Afghanistan. Kunden gibt es noch wenige, aber wer das Geld hat, kann in Kabul schon zwischen vier Anbietern von Kabelfernsehen wählen. Zu sehen gab es allerdings in der vergangenen Woche nichts, denn der Oberste Richter Fazl Hadi Shinwari verfügte die Abschaltung der Kabelnetze. »Nacktheit und Prostitution« in den Programmen hätten ihn zu dieser Entscheidung gezwungen, erläuterte er. Auch eine strikte Geschlechtertrennung will der islamistische Jurist wieder einführen: »Ich kann explizit sagen, dass Koedukation im Islam nicht erlaubt ist, und ich will, dass die Gesetze des Islam befolgt werden.« Im westafghanischen Herat gelten sie bereits, und sie führten dazu, dass ein großer Teil der Mädchen mangels Lehrerinnen keinerlei Ausbildung erhalten kann.

In der Regierung Hamid Karzais scheinen die Islamisten weiter an Einfluss gewonnen zu haben. Der Kulturminister Makhdom Raheen forderte zwar eine Debatte des Kabinetts über die Entscheidung Shinwaris. Ansonsten aber zeigen weder die in der Regierung vermuteten säkularen Kräfte noch die westlichen Interventionstruppen besonderen Eifer, die Retalibanisierung zu stoppen.

Nuklearer Deal

Indien. »Wir geraten in einen Strudel, der das Wettrüsten bei Atomwaffen und Raketen beschleunigt«, kommentierte Praful Bidwai von der indischen Coalition for Nuclear Disarmament and Peace. Auf wechselseitige Drohungen und Raketentests folgte Anfang der vergangenen Woche der Abschluss eines Rüstungsgeschäfts mit Russland, das Indien wesentlich bessere Möglichkeiten gibt, seine Atombomben ins Ziel zu bringen. Für insgesamt fast drei Milliarden Euro erhält Indien unter anderem vier Tu22-Langstreckenbomber und zwei Atom-U-Boote, die einen atomaren Vergeltungsschlag nach einem Überraschungsangriff ermöglichen. Beide Staaten vereinbarten außerdem die gemeinsame Entwicklung einer Cruise Missile, die ebenfalls nuklear bestückt werden kann.

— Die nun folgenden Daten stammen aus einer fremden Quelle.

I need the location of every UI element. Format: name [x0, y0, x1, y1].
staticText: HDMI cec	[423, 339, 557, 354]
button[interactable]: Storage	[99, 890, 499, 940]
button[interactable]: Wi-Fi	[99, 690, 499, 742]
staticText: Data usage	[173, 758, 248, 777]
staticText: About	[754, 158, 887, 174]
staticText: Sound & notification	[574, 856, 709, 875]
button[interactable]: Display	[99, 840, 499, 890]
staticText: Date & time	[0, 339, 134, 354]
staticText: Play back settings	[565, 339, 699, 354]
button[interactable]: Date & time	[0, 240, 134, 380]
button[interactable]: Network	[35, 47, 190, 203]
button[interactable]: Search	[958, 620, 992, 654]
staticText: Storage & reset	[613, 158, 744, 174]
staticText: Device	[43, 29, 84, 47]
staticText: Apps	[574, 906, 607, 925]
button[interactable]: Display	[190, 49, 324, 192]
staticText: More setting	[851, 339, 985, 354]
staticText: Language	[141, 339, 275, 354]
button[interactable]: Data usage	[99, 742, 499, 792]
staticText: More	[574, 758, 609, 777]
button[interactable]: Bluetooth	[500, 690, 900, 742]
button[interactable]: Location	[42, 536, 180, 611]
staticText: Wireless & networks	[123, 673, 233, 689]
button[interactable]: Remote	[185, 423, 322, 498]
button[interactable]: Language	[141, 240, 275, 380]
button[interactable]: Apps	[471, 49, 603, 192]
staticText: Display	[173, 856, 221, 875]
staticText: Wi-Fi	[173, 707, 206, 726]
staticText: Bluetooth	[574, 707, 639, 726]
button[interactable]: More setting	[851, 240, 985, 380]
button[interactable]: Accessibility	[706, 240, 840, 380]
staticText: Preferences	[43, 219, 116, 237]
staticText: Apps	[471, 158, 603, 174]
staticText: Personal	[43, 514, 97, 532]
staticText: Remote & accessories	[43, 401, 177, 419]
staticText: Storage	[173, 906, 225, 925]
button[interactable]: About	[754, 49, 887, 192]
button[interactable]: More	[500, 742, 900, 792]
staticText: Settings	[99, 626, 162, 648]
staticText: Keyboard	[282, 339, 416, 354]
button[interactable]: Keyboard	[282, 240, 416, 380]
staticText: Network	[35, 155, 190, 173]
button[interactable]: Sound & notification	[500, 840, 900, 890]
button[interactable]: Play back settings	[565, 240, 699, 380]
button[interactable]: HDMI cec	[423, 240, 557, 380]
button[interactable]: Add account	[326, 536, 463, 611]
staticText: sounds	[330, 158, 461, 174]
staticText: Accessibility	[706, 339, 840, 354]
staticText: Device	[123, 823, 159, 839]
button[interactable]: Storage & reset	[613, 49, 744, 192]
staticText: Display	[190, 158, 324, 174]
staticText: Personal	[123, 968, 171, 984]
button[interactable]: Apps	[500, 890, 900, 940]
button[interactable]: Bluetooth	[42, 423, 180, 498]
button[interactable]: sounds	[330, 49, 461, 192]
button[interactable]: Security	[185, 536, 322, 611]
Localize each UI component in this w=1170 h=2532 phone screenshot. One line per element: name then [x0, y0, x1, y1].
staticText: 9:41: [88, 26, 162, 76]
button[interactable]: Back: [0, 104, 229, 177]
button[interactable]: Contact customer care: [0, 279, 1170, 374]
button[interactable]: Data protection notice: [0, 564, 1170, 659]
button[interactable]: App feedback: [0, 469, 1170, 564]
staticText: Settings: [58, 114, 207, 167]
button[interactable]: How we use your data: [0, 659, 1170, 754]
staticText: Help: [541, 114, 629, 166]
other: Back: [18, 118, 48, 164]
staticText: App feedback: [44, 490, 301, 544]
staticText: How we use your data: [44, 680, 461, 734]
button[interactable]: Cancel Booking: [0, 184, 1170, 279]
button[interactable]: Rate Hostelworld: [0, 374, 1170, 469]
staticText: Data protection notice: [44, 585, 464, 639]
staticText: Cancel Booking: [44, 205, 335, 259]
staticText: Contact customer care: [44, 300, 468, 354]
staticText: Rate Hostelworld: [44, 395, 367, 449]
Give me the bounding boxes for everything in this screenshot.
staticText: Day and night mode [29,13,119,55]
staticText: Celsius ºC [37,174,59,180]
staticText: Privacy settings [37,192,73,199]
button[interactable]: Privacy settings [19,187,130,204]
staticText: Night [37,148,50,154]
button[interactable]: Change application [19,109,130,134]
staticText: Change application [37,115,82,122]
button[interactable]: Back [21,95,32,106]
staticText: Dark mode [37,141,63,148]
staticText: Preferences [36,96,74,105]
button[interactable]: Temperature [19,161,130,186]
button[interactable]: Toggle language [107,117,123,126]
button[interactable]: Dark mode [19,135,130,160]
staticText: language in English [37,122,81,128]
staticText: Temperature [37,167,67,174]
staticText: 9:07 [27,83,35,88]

Indische Militärstrategen, so Bidwai, seien zu dem Schluss gekommen, dass sie die Überlegenheit ihrer konventionellen Streitkräfte nicht erfolgreich gegen Pakistan einsetzen könnten, sehen aber weiter die Notwendigkeit, den feindlichen Nachbarn »bestrafen« zu können: »Eine solche Strategie würde ein hohes Niveau der Vorbereitung und Bereitschaft erfordern, nukleare Waffen einzusetzen.«

Falsch zitiert

Nigeria. »Ich habe keinen Leibwächter«, erklärte Isioma Daniel der BBC, »mir wird nicht die Priorität gegeben, die Salman Rushdie wahrscheinlich hatte, weil die Fatwa von einem säkularen Staat ausgesprochen wurde.« Die Journalistin hatte im November des vergangenen Jahres die Vermutung geäußert, der Prophet Muhammad wäre einer Heirat mit einer der Kandidatinnen zur Wahl der Miss World nicht abgeneigt gewesen (Jungle World, 49/02). Oligarchen und Islamisten im Norden Nigerias, wo die Sharia gilt, inszenierten daraufhin Ausschreitungen, bei denen mehr als 200 Menschen starben, und Mamadu Aliyu Shinkafi, der Vizegouverneur des Bundesstaats Zamfara, forderte »alle Muslime, wo immer sie sind«, auf, »die Tötung der Autorin als religiöse Pflicht zu betrachten«. Daniel lebt seither im Untergrund.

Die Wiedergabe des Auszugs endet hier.